NH: No mate, I watch every game LIVE on my flat screen TV. You lot in the UK get the short straw. In Singapore and Australia, we get every Premier League and cup game live, Saturday, Sunday and Monday. We can choose which one to watch, I see more West Ham games now than I did in the UK.

KUMB: What do you think of Gianfranco Zola - and how do you think the Irons will fare this season?

NH: They will stay up. By default. There are at least three other teams worse than West Ham. They won't need to go on a run of wins, they'll just have a slightly less worse run-in than other teams below them. Zola and the squad are still paying for the terrible sins of others who came before them.

KUMB: Who is your favourite player from the current squad, and why?

NH: Robert Green is easily the best shot-stopper in the Premier League. It's not even debatable. I see him almost every week and his reflexes are second to none. But he is a victim of what I call the 'Underworked Italian Goalkeeper Syndrome'. I have never really rated Italian goalkeepers. Never. They are poseurs who drop too many crosses and punch those that English keepers would catch. But in the late 80s and 90s, they were supposedly the best goalkeepers in the world. Rubbish. They had the best defences in the world in front of them. They might get called upon to make one or two saves a game. Robert Green gets called upon at least five or six times a game. He'll pull off four great saves and one or two might beat him. So he's conceded two goals. Like the Italian "greats", Van Der Sar has two tame shots to save, so he holds them comfortably and he's the best keeper in the Premier League. It's nonsense.

In his prime, Ludo Miklosko was the best shot-stopper in Europe. I really mean that. I had a season ticket in 1991, when we won promotion and the man was extraordinary. He had a spring like no other big goalkeeper I've ever seen. He could pull out saves from the top corners, saving the kind of freekicks that keepers today don't even move for. What game does everybody remember about Ludo? The 1995 title-decider against Man United. Martin Tyler even mentioned it in the Man U v West Ham game this week. Why that game? Because everyone watched it worldwide. He was magnificent in that game. But ask any fan who watched West Ham regularly between 1990-1992, and they'll tell you he made saves like that almost every week. But he never got the recognition because - with all due respect to those players - he didn't had a truly world class defence in front of him. It was solid, but not impregnable; so he'd always get beaten in the end. Robert Green has the same problem. He doesn't get the credit that his shot-stopping deserves.

KUMB: How do you see England faring in this year’s World Cup finals?
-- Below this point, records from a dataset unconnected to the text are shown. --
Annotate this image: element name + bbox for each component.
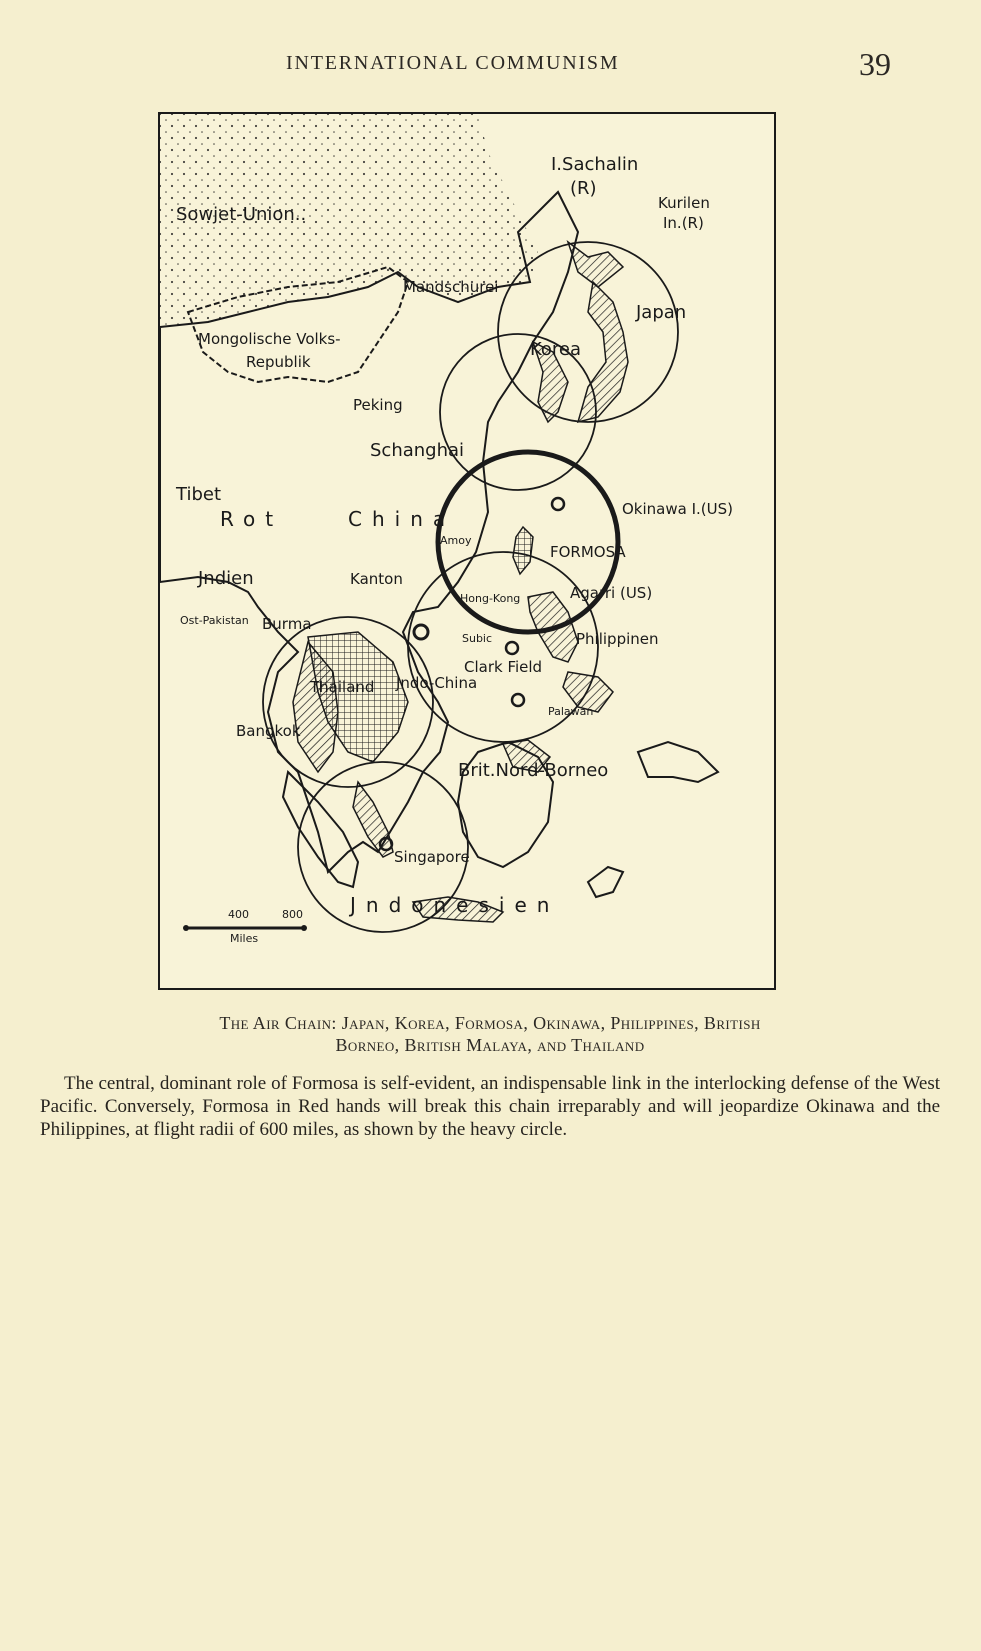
scale-right: 800 [282, 908, 303, 921]
scale-dot [183, 925, 189, 931]
label-peking: Peking [353, 396, 403, 414]
figure-caption [40, 1012, 940, 1056]
air-chain-map [158, 112, 776, 990]
caption-line-1: The Air Chain: Japan, Korea, Formosa, Okinawa, Philippines, British [219, 1013, 761, 1033]
label-jndo-china: Jndo-China [396, 674, 478, 692]
label-okinawa: Okinawa I.(US) [622, 500, 733, 518]
label-sowjet-union: Sowjet-Union.. [176, 204, 307, 225]
running-head [0, 48, 981, 82]
label-clark-field: Clark Field [464, 658, 543, 676]
label-jndien: Jndien [198, 568, 254, 589]
body-paragraph [40, 1072, 940, 1141]
label-burma: Burma [262, 615, 312, 633]
label-schanghai: Schanghai [370, 440, 465, 461]
label-sachalin-note: (R) [570, 178, 597, 199]
label-palawan: Palawan [548, 705, 594, 718]
page-number: 39 [859, 46, 891, 82]
scale-left: 400 [228, 908, 249, 921]
label-kurilen: Kurilen [658, 194, 710, 212]
label-mandschurei: Mandschurei [403, 278, 499, 296]
label-ost-pakistan: Ost-Pakistan [180, 614, 249, 627]
label-thailand: Thailand [310, 678, 375, 696]
label-amoy: Amoy [440, 534, 472, 547]
running-title: INTERNATIONAL COMMUNISM [286, 52, 620, 74]
label-kanton: Kanton [350, 570, 403, 588]
label-singapore: Singapore [394, 848, 470, 866]
label-republik: Republik [246, 353, 311, 371]
label-hongkong: Hong-Kong [460, 592, 521, 605]
scale-dot [301, 925, 307, 931]
label-mongolische: Mongolische Volks- [198, 330, 341, 348]
label-tibet: Tibet [176, 484, 221, 505]
label-china: China [348, 507, 456, 531]
label-bangkok: Bangkok [236, 722, 301, 740]
label-sachalin: I.Sachalin [551, 154, 639, 175]
label-formosa: FORMOSA [550, 543, 626, 561]
caption-line-2: Borneo, British Malaya, and Thailand [335, 1035, 645, 1055]
label-brit-nord-borneo: Brit.Nord-Borneo [458, 760, 609, 781]
label-kurilen-note: In.(R) [663, 214, 704, 232]
paragraph-text: The central, dominant role of Formosa is self-evident, an indispensable link in the interlocking defense of the West Pacific. Conversely, Formosa in Red hands will break this chain irreparably and will jeopardize Okinawa and the Philippines, at flight radii of 600 miles, as shown by the heavy circle. [40, 1073, 940, 1140]
map-svg [158, 112, 776, 990]
scale-unit: Miles [230, 932, 259, 945]
label-japan: Japan [636, 302, 687, 323]
label-agarri: Agarri (US) [570, 584, 653, 602]
label-philippinen: Philippinen [576, 630, 659, 648]
label-indonesien: Jndonesien [350, 893, 560, 917]
label-subic: Subic [462, 632, 493, 645]
label-korea: Korea [530, 339, 582, 360]
label-rot: Rot [220, 507, 284, 531]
NH: I'm like any other England fan. Too many years of hurt. I covered the Euro 2004 championships. I was there in Lisbon when they lost to Portugal on penalties. I vowed to never get my hopes up again. They have had the players for some time now, but they also have the manager now so ... maybe ... no, I'm not going to say it.

KUMB: Thanks for taking the time to speak to us Neil. Before we go, is there anything else you'd like to add?

NH: This has easily been my favourite interview for Match Fixer. Proper questions. In return, let me say that Match Fixer, for a limited time, is practically being given away on Amazon. Cheers KUMB!